When Beth Damsgaard-Rodriguez helps lead a confirmation class at her church she not only teaches about her own beliefs but opens her students’ eyes to what people of faith around them believe.
And for one recent group of her students, that meant visiting both a temple and a mosque to meet teens who are Hindu or Muslim.
“The truth is, you strengthen your faith when you share with others,” the Glendale woman said.
Damsgaard-Rodriguez, a former Peace Corps worker and former director of a nonprofit interfaith organization, worked with other leaders to organize the recent house of worship tour. Teens from her that church — Pilgrim Congregational Church United Church of Christ — joined teens from Bal Vihar, Center for Indian Cultural Education, and the Islamic Foundation of Greater St. Louis.
About 15 teenagers spent the day explaining the basic beliefs of their faith to each other and giving tours of their worship spaces.
“We wanted to have the kids themselves explain what the basic tenets of their faiths are to their peers,” she said. “When they are in the role of teachers, you see the joy of their faith.

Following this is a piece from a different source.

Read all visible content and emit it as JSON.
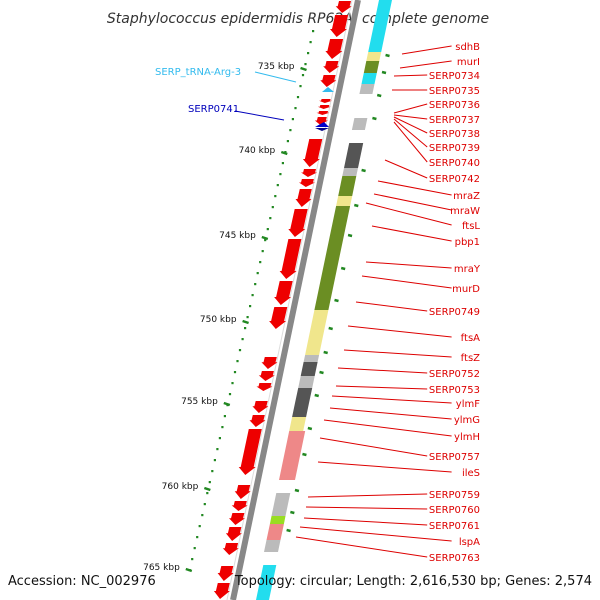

They weren’t shy about it.”
In the end, they found that they were not as different as they might have thought, she said.
“They found far more similarities,” she said. “They asked questions to better understand … that were far more in depth than a lot of adults.”
“The kids really strengthened their faith in all three groups.”

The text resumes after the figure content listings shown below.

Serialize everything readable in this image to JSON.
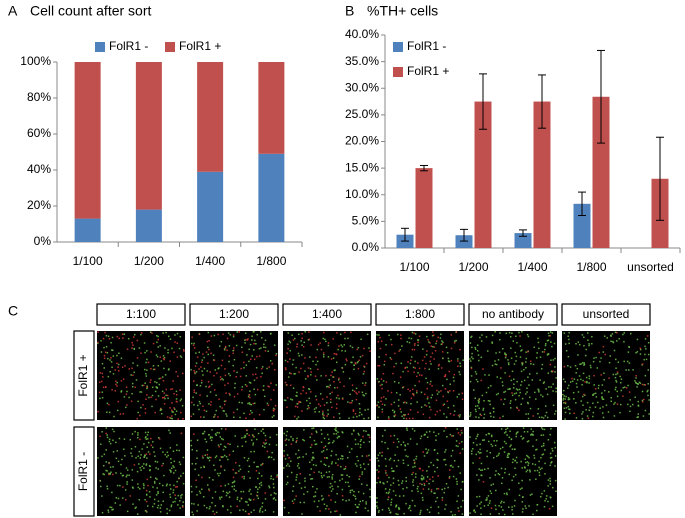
{
  "chart_data": [
    {
      "type": "stacked_bar",
      "panel_label": "A",
      "title": "Cell count after sort",
      "categories": [
        "1/100",
        "1/200",
        "1/400",
        "1/800"
      ],
      "series": [
        {
          "name": "FolR1 -",
          "color": "#4f81bd",
          "values": [
            13,
            18,
            39,
            49
          ]
        },
        {
          "name": "FolR1 +",
          "color": "#c0504d",
          "values": [
            87,
            82,
            61,
            51
          ]
        }
      ],
      "ylim": [
        0,
        100
      ],
      "yticks": [
        {
          "value": 0,
          "label": "0%"
        },
        {
          "value": 20,
          "label": "20%"
        },
        {
          "value": 40,
          "label": "40%"
        },
        {
          "value": 60,
          "label": "60%"
        },
        {
          "value": 80,
          "label": "80%"
        },
        {
          "value": 100,
          "label": "100%"
        }
      ],
      "legend": "top",
      "grid": false
    },
    {
      "type": "grouped_bar",
      "panel_label": "B",
      "title": "%TH+ cells",
      "categories": [
        "1/100",
        "1/200",
        "1/400",
        "1/800",
        "unsorted"
      ],
      "series": [
        {
          "name": "FolR1 -",
          "color": "#4f81bd",
          "values": [
            2.5,
            2.4,
            2.8,
            8.3,
            null
          ],
          "errors": [
            1.2,
            1.1,
            0.6,
            2.2,
            null
          ]
        },
        {
          "name": "FolR1 +",
          "color": "#c0504d",
          "values": [
            15.0,
            27.5,
            27.5,
            28.4,
            13.0
          ],
          "errors": [
            0.5,
            5.2,
            5.0,
            8.7,
            7.8
          ]
        }
      ],
      "ylim": [
        0,
        40
      ],
      "yticks": [
        {
          "value": 0,
          "label": "0.0%"
        },
        {
          "value": 5,
          "label": "5.0%"
        },
        {
          "value": 10,
          "label": "10.0%"
        },
        {
          "value": 15,
          "label": "15.0%"
        },
        {
          "value": 20,
          "label": "20.0%"
        },
        {
          "value": 25,
          "label": "25.0%"
        },
        {
          "value": 30,
          "label": "30.0%"
        },
        {
          "value": 35,
          "label": "35.0%"
        },
        {
          "value": 40,
          "label": "40.0%"
        }
      ],
      "legend": "top-left",
      "grid": false
    }
  ],
  "image_panel": {
    "panel_label": "C",
    "columns": [
      "1:100",
      "1:200",
      "1:400",
      "1:800",
      "no antibody",
      "unsorted"
    ],
    "rows": [
      "FolR1 +",
      "FolR1 -"
    ]
  }
}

Damsgaard-Rodriguez said she saw special meaning in holding the event on Sept. 10, a day during which adults around them were marking the 10-year anniversary of Sept. 11, 2001.
“It was beautiful – while everybody else was having conversations about pain and horror and being attacked, these guys were talking about peace and about how we are all so similar,” she said.
She said the teenagers had deep questions for each other and became so engrossed in their conversations that the adults had a hard time bringing the event to an end.
Each teen went home with a key ring they made together, with the word “Peace” written in Arabic, Sanskrit and English on different colored ribbons.
Damsgaard-Rodriguez said she thought the event went so well that she is organizing a similar event for area teens, called Ahisma Day, on Nov. 6. Ahimsa is a Hindu concept that focuses on non-violence and interfaith harmony, she said.
The youth will explore these traits in faith leaders such as Gandhi and Dr. Martin Luther King Jr. They will discover how they can apply these principles into their own experiences through a morning of interactive activities, she said.
Damsgaard-Rodriguez, 45, has worked as a house mom at a children’s home and as a youth minister. After college, she spent three years in Costa Rica with the Peace Corps, teaching adult literacy classes and helping to set up a kindergarten and a health clinic.
Today she works as an interfaith consultant for the YMCA, helping to combine interfaith learning with diversity and leadership programs at the Monsanto Family YMCA and the Campus YMCA at Washington University.
Previously she was the executive director of Interfaith Partnership/Faith Beyond Walls, a group that tries to foster interfaith dialogue as well as service.